As the story progresses, the team end up coming across a dam, and they realize that if they blow up the dam, then the bridge would be hit by tons and tons of water enough to bring it down…

By blowing up the dam, the bridge fell and the mission was fulfilled.

Often we look at a problem and we can’t see a solution,  because we only can see what is in our vision, what is in front of our  eyes, and don’t see the fuller and wider picture that God sees.

Sometimes, like the guys in the film, we think we know best -we think we know how to blow up the bridge- and yet so so often our ways don’t work, and yet God’s ways does.

Sometimes, when we serve God, the areas he seems to be stirring don’t seem to match up with where we think he should be working, where the obvious need and problem is, yet with hindsight I have looked back and only later do I understand.

Even when I don’t understand, sometimes it is a case of trusting that despite what we can see, what we think God is still on the throne, God  is still in control and (even when it doesn’t feel it) God is still good.

When the wine skins were empty looking at the foot washing jars seems crazy, yet it worked, I can imagine the servants looking at each other when Mary, Jesus’ Mother, saying “do what ever he tells you”, thinking “this will never work” -but it did!

Scripture calls us to “walk by faith and not by sight” -and the wisdom of Mary (“Do whatever he tells you”) remains good advice.
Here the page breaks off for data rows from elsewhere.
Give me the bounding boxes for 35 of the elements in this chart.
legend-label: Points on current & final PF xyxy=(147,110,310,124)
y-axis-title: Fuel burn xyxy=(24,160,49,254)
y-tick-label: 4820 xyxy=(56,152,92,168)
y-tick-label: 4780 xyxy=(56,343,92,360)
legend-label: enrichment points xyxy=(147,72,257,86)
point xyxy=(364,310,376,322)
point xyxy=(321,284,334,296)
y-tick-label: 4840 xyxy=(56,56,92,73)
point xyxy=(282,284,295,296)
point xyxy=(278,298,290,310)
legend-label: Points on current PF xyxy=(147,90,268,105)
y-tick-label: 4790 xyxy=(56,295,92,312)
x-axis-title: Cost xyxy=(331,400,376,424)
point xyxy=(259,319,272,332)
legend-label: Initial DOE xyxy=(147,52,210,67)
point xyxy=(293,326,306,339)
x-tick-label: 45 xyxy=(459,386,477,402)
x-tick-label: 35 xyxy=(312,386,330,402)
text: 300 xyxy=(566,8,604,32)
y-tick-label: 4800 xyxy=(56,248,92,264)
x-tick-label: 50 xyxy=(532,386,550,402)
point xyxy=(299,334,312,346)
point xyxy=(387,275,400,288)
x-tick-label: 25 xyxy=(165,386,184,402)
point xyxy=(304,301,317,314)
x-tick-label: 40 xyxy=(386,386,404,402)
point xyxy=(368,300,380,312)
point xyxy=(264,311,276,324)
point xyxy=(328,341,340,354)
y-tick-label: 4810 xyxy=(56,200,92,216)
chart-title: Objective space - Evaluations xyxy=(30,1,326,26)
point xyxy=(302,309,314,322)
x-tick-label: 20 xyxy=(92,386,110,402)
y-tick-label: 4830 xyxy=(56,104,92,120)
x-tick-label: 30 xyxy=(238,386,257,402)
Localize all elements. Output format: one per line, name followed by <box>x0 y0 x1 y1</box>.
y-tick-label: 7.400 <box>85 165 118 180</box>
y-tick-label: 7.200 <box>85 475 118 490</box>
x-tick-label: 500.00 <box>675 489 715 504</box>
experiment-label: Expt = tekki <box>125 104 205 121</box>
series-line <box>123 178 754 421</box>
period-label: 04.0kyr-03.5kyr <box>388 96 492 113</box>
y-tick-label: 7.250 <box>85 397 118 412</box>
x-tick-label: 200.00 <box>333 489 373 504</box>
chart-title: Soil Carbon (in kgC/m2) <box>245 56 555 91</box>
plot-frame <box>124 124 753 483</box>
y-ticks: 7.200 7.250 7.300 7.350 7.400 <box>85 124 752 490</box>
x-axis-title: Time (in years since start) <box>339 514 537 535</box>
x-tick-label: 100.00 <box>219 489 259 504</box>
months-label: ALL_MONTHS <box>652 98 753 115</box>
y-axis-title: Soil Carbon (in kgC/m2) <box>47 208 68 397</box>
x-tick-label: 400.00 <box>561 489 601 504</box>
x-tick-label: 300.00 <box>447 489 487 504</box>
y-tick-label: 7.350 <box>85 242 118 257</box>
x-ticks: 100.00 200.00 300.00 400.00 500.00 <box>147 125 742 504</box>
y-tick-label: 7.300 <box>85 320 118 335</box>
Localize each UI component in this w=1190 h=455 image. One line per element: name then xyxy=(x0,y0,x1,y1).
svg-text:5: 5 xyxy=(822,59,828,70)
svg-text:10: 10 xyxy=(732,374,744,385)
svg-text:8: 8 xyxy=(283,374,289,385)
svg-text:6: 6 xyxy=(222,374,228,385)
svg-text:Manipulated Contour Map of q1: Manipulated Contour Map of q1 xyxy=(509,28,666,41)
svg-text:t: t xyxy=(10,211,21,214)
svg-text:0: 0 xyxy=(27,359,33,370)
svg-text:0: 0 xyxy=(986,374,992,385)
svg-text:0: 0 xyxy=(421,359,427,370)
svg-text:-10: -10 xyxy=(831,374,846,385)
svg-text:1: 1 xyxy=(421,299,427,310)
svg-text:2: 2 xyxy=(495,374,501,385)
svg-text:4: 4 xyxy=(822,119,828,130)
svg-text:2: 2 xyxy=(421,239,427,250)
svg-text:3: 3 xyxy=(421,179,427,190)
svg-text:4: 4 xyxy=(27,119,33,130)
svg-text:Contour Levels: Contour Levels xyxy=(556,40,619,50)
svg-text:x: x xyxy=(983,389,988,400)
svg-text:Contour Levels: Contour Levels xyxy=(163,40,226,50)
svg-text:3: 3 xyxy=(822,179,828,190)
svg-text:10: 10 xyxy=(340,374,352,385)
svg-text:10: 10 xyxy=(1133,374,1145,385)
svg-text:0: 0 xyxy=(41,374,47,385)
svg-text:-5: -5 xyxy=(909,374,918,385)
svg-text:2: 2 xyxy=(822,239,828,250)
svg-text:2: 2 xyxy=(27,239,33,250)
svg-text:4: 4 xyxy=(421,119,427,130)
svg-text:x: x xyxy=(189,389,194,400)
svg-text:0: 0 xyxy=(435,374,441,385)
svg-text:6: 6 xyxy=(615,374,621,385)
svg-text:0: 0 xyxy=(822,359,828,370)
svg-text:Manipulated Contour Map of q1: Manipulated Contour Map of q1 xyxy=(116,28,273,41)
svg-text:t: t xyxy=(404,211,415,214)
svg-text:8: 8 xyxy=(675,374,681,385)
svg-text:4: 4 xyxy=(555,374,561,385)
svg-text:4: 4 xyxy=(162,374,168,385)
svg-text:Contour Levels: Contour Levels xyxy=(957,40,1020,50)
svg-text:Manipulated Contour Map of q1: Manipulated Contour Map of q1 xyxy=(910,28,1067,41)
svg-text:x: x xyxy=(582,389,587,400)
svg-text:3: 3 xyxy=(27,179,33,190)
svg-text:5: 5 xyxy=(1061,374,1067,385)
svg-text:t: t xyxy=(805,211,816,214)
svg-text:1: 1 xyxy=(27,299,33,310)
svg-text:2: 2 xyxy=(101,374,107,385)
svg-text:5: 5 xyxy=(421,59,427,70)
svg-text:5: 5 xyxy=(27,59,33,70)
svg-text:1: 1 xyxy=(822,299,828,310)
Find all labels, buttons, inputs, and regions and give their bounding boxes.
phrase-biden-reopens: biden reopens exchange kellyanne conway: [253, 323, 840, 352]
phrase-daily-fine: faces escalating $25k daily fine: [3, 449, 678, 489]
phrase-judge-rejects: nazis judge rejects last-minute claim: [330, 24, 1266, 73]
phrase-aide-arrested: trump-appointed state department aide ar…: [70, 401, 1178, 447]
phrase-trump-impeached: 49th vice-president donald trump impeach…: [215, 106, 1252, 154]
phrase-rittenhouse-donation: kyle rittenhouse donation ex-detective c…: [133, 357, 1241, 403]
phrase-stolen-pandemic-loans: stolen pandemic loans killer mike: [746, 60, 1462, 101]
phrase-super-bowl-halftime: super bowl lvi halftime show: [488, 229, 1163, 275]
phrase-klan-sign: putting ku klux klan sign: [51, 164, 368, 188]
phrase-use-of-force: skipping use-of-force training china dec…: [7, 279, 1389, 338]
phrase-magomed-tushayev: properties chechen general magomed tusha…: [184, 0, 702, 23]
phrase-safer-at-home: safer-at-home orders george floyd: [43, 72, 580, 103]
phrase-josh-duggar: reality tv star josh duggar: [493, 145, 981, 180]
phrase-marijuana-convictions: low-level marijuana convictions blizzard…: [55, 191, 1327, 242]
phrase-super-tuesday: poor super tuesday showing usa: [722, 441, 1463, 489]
Neil, my former prayer partner, used to have a phrase about the Christian life, where he said “you live life forwards, but understand it backwards”.

As we think of this crazy upside down world, I remember a story from a local youth and community worker, who began working in this Church (which was big step of faith for him) and he felt God call him to play football (which he enjoyed) and felt very self conscious that playing footie wasn’t proper community work, surely God should be calling him to start a youth club or something like this. Yet whilst playing football he made friends, people came to faith, and through this work a youth group was formed with Christian volunteers, and went on to thrive.

What is the bridge in your life you  would like to see God blow up?

Where is God calling you to work, what is he calling you to do?

Do you trust him to know what he’s doing and to see the bigger picture?